Esto fue lo que le falto a Luis, torear con la verdad  a la que nos tiene normalmente acostumbrados, a un toreo de frente y mandando, a deleitarnos con su profunda derecha y sus certeros naturales, pero este día el toro le quedó grande, y Luis le dio por imitar a su colega Perlaza, mandó las rodillas exageradamente a tierra, toreo como el decálogo que público de Canaveralejo exige. Por todas estas razones y sin descuidar la poco armoniosa estocada, donde se perfiló salido de la suerte y el estoque estaba tan contrario que pareciera haber atravesado horizontalmente la caja del animal, fue premiada con dos orejas poco merecidas.

Por su parte, Uceda brindó el mismo espectáculo de siempre, el que nos recuerda que los toreros son ante todo matadores de toros, y que un buen estoqueador produce ese enorme placer estético. Castella recibió otros dos regalos desde la presidencia, otras dos orejas que dejaron mucho que desear y mucho por esperar.

El 29 por su parte nos llegó con la presencia del gitano Morante de la Puebla, su traje luto y blanco y su espectacular capote de paseo negro, hacían de su presencia esa tarde algo místico, como para despertar expectativas. Pero si los toros no le iban, su orgullo gitano le permitió hacer nada con ellos y dejar el sin sabor en los miles de aficionados que estaban en los tendidos, Ferrera hizo disfrutar con sus tradicionales pares de banderillas, la única duda que se me genera es si el salto después del martilleo del par es para adornar o para tratar de confundir con un intento de asomada al balcón que todos sabemos es inexistente.

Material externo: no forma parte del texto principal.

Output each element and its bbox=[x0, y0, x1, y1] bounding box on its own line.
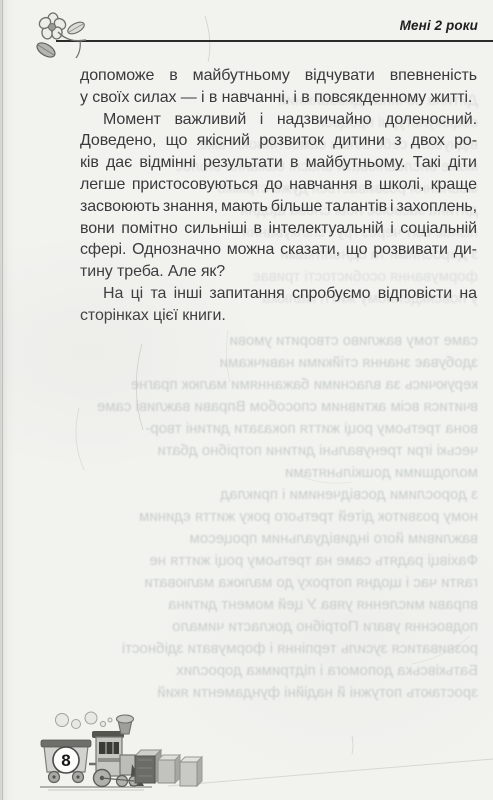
page-number: 8 bbox=[61, 751, 70, 770]
text-line: вонипомітносильнішівінтелектуальнійісоці… bbox=[80, 218, 477, 240]
train-illustration: 8 bbox=[34, 708, 264, 800]
flower-icon bbox=[30, 8, 94, 60]
ghost-text-line: саме тому важливо створити умови bbox=[78, 330, 478, 352]
ghost-text-line: Фахівці радять саме на третьому році жит… bbox=[78, 550, 478, 572]
ghost-text-line: керуючись за власними бажаннями малюк пр… bbox=[78, 374, 478, 396]
text-line: допоможевмайбутньомувідчувативпевненість bbox=[80, 65, 477, 87]
ghost-text-line: ному розвиток дітей третього року життя … bbox=[78, 506, 478, 528]
scanned-book-page: { "header": { "title": "Мені 2 роки" }, … bbox=[0, 0, 493, 800]
ghost-text-line: молодшими дошкільнятами bbox=[78, 462, 478, 484]
smoke-icon bbox=[56, 712, 113, 729]
ghost-text-line: гаяти час і щодня потроху до малюка малю… bbox=[78, 572, 478, 594]
toy-blocks-icon bbox=[135, 750, 202, 786]
ghost-text-line: з дорослими досвідченими і приклад bbox=[78, 484, 478, 506]
ghost-text-line: Батьківська допомога і підтримка доросли… bbox=[78, 660, 478, 682]
ghost-text-line: розвиватися зусиль терпіння і формувати … bbox=[78, 638, 478, 660]
text-line: засвоюютьзнання,маютьбільшеталантівізахо… bbox=[80, 196, 477, 218]
ghost-text-line: вчитися всім активним способом Вправи ва… bbox=[78, 396, 478, 418]
header-rule bbox=[56, 40, 493, 42]
page-number-wagon: 8 bbox=[41, 740, 98, 783]
track-line bbox=[40, 787, 152, 790]
text-line: легшепристосовуютьсядонавчаннявшколі,кра… bbox=[80, 174, 477, 196]
text-line: Доведено,щоякіснийрозвитокдитиниздвохро- bbox=[80, 130, 477, 152]
body-text: допоможевмайбутньомувідчувативпевненість… bbox=[80, 65, 477, 327]
running-header-title: Мені 2 роки bbox=[400, 18, 478, 33]
page-number-badge: 8 bbox=[53, 747, 79, 773]
showthrough-text-lower: саме тому важливо створити умовиздобуває… bbox=[78, 330, 478, 704]
ghost-text-line: важливим його індивідуальним процесом bbox=[78, 528, 478, 550]
ghost-text-line: подвоєння уваги Потрібно докласти чимало bbox=[78, 616, 478, 638]
text-line: сфері.Однозначноможнасказати,щорозвивати… bbox=[80, 239, 477, 261]
ghost-text-line: зростають потужні й надійні фундаменти я… bbox=[78, 682, 478, 704]
text-line: Націтаіншізапитанняспробуємовідповістина bbox=[80, 283, 477, 305]
ghost-text-line: вона третьому році життя показати дитині… bbox=[78, 418, 478, 440]
text-line: Моментважливийінадзвичайнодоленосний. bbox=[80, 109, 477, 131]
text-line: ківдаєвідміннірезультативмайбутньому.Так… bbox=[80, 152, 477, 174]
scan-edge-line bbox=[2, 0, 3, 800]
text-line: тину треба. Але як? bbox=[80, 261, 477, 283]
text-line: у своїх силах — і в навчанні, і в повсяк… bbox=[80, 87, 477, 109]
ghost-text-line: чеські ігри тренувальні дитини потрібно … bbox=[78, 440, 478, 462]
text-line: сторінках цієї книги. bbox=[80, 305, 477, 327]
ghost-text-line: вправи мислення уява У цей момент дитина bbox=[78, 594, 478, 616]
ghost-text-line: здобуває знання стійкими навичками bbox=[78, 352, 478, 374]
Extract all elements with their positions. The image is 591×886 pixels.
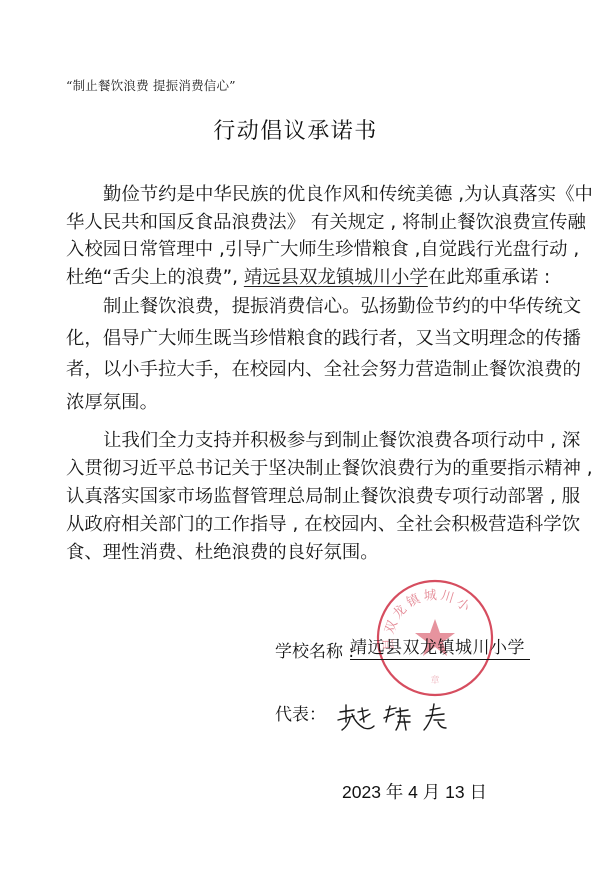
paragraph-1-line-1: 勤俭节约是中华民族的优良作风和传统美德 ,为认真落实《中 [103,184,536,206]
school-name-label: 学校名称 : [275,637,354,662]
paragraph-3-line-4: 从政府相关部门的工作指导 , 在校园内、全社会积极营造科学饮 [66,514,536,536]
representative-label: 代表： [275,700,326,725]
paragraph-2-line-4: 浓厚氛围。 [66,392,536,414]
paragraph-3-line-3: 认真落实国家市场监督管理总局制止餐饮浪费专项行动部署 , 服 [66,486,536,508]
document-page: “制止餐饮浪费 提振消费信心” 行动倡议承诺书 勤俭节约是中华民族的优良作风和传… [0,0,591,886]
paragraph-1-line-2: 华人民共和国反食品浪费法》 有关规定 , 将制止餐饮浪费宣传融 [66,212,536,234]
document-title: 行动倡议承诺书 [0,114,591,145]
paragraph-3-line-5: 食、理性消费、杜绝浪费的良好氛围。 [66,542,536,564]
paragraph-2-line-3: 者，以小手拉大手，在校园内、全社会努力营造制止餐饮浪费的 [66,359,536,381]
document-date: 2023 年 4 月 13 日 [342,779,487,804]
handwritten-signature-icon [334,700,464,736]
handwritten-school-name: 靖远县双龙镇城川小学 [244,267,428,288]
paragraph-1-line-4-suffix: 在此郑重承诺 : [428,267,550,288]
paragraph-1-line-4-prefix: 杜绝“舌尖上的浪费”, [66,267,244,288]
paragraph-1-line-3: 入校园日常管理中 ,引导广大师生珍惜粮食 ,自觉践行光盘行动 , [66,239,536,261]
paragraph-1-line-4: 杜绝“舌尖上的浪费”, 靖远县双龙镇城川小学在此郑重承诺 : [66,267,536,289]
slogan-header: “制止餐饮浪费 提振消费信心” [66,76,236,94]
paragraph-2-line-1: 制止餐饮浪费，提振消费信心。弘扬勤俭节约的中华传统文 [103,296,536,318]
paragraph-3-line-1: 让我们全力支持并积极参与到制止餐饮浪费各项行动中 , 深 [103,430,536,452]
paragraph-2-line-2: 化，倡导广大师生既当珍惜粮食的践行者，又当文明理念的传播 [66,328,536,350]
svg-text:章: 章 [430,674,439,686]
paragraph-3-line-2: 入贯彻习近平总书记关于坚决制止餐饮浪费行为的重要指示精神 , [66,458,536,480]
school-name-value: 靖远县双龙镇城川小学 [350,637,530,660]
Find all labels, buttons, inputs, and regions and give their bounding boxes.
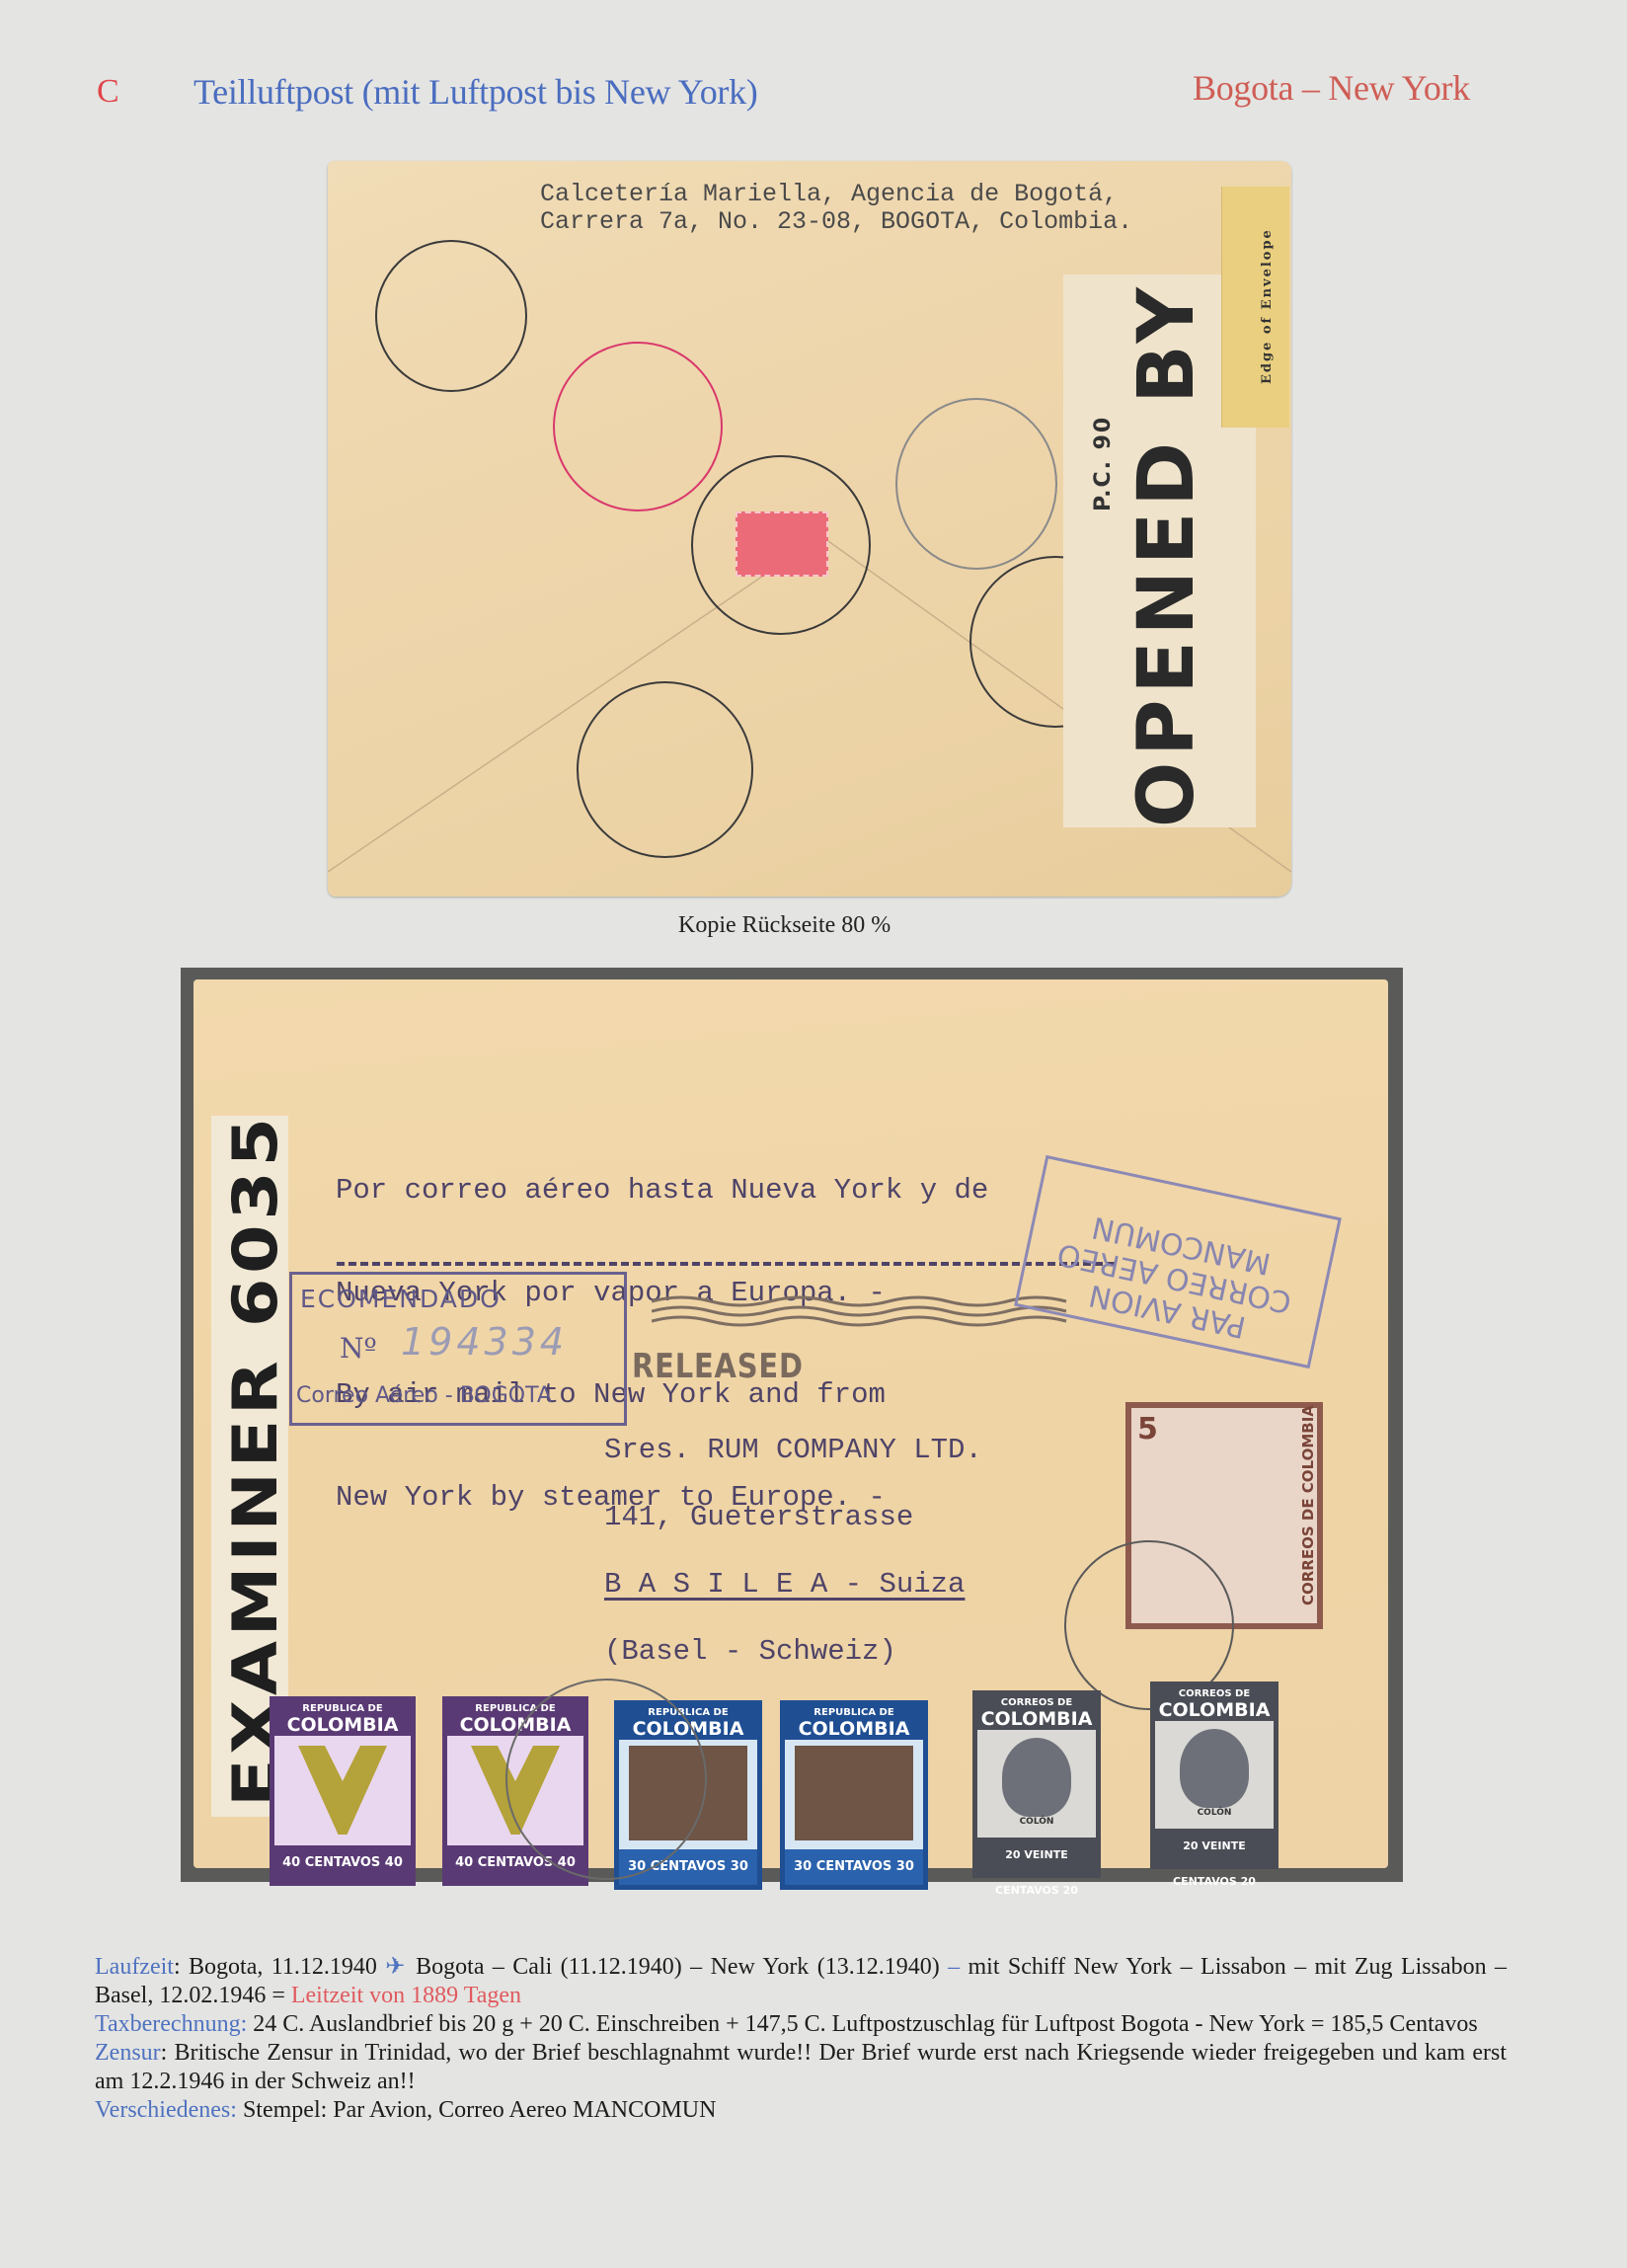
postmark-basel-gundeldingen xyxy=(577,681,753,858)
postmark-us-postal-agency xyxy=(553,342,723,511)
page-title: Teilluftpost (mit Luftpost bis New York) xyxy=(194,71,757,113)
back-caption: Kopie Rückseite 80 % xyxy=(678,912,891,939)
sender-address: Calcetería Mariella, Agencia de Bogotá,C… xyxy=(540,181,1132,236)
postmark-new-york xyxy=(375,240,527,392)
note-verschiedenes: Verschiedenes: Stempel: Par Avion, Corre… xyxy=(95,2096,1507,2125)
registration-label: ECOMENDADO Nº 194334 Correo Aéreo - BOGO… xyxy=(289,1272,627,1426)
route-title: Bogota – New York xyxy=(1193,67,1470,109)
stamp-20-centavos-colon: CORREOS DE COLOMBIA COLÓN 20 VEINTE CENT… xyxy=(1150,1681,1278,1869)
recipient-line-1: Sres. RUM COMPANY LTD. xyxy=(604,1434,982,1466)
note-laufzeit: Laufzeit: Bogota, 11.12.1940 ✈ Bogota – … xyxy=(95,1953,1507,2010)
section-letter: C xyxy=(97,73,119,111)
stamp-40-centavos-bananos: REPUBLICA DE COLOMBIA 40 CENTAVOS 40 xyxy=(270,1696,416,1886)
dashed-divider xyxy=(337,1262,1115,1266)
postmark-bogota-front xyxy=(505,1679,707,1880)
censor-code: P.C. 90 xyxy=(1091,416,1116,511)
note-taxberechnung: Taxberechnung: 24 C. Auslandbrief bis 20… xyxy=(95,2010,1507,2039)
opened-by-text: OPENED BY xyxy=(1123,281,1211,827)
censor-tape-edge: Edge of Envelope xyxy=(1221,187,1289,428)
recipient-line-4: (Basel - Schweiz) xyxy=(604,1635,896,1668)
recipient-line-2: 141, Gueterstrasse xyxy=(604,1501,913,1533)
stamp-20-centavos-colon: CORREOS DE COLOMBIA COLÓN 20 VEINTE CENT… xyxy=(972,1690,1101,1878)
description-notes: Laufzeit: Bogota, 11.12.1940 ✈ Bogota – … xyxy=(95,1953,1507,2125)
recipient-line-3: B A S I L E A - Suiza xyxy=(604,1568,965,1601)
postmark-cali xyxy=(895,398,1057,570)
note-zensur: Zensur: Britische Zensur in Trinidad, wo… xyxy=(95,2039,1507,2096)
airplane-icon: ✈ xyxy=(385,1954,408,1980)
stamp-30-centavos-cafe: REPUBLICA DE COLOMBIA 30 CENTAVOS 30 xyxy=(780,1700,928,1890)
stamp-colombia-red xyxy=(736,511,828,577)
envelope-back-image: Calcetería Mariella, Agencia de Bogotá,C… xyxy=(328,161,1291,897)
released-stamp: RELEASED xyxy=(632,1347,804,1386)
registration-number: 194334 xyxy=(401,1320,568,1364)
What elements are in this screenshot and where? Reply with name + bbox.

Para terminar regreso a Bolivar, el cual entendió que había cierto grupo de aficionados a los que literalmente habia decepcionado la tarde anterior y por tal razón se tenía que reivindicar. Esto hizo que Bolivar regresara a ser de nuestros amores, toreando como es, pausado, disfrutando la faena para él y su animal, con tandas largas de movimientos ortodoxos, llenos de plasticidad, jugando a ese ballet de muerte que es el toreo, con tanto temple que la mano del matador y el recorrido del toro iban a una sola voz. Enhorabuena, Lucho, porque no debes dejar de hacer lo que tu muy bien sabes.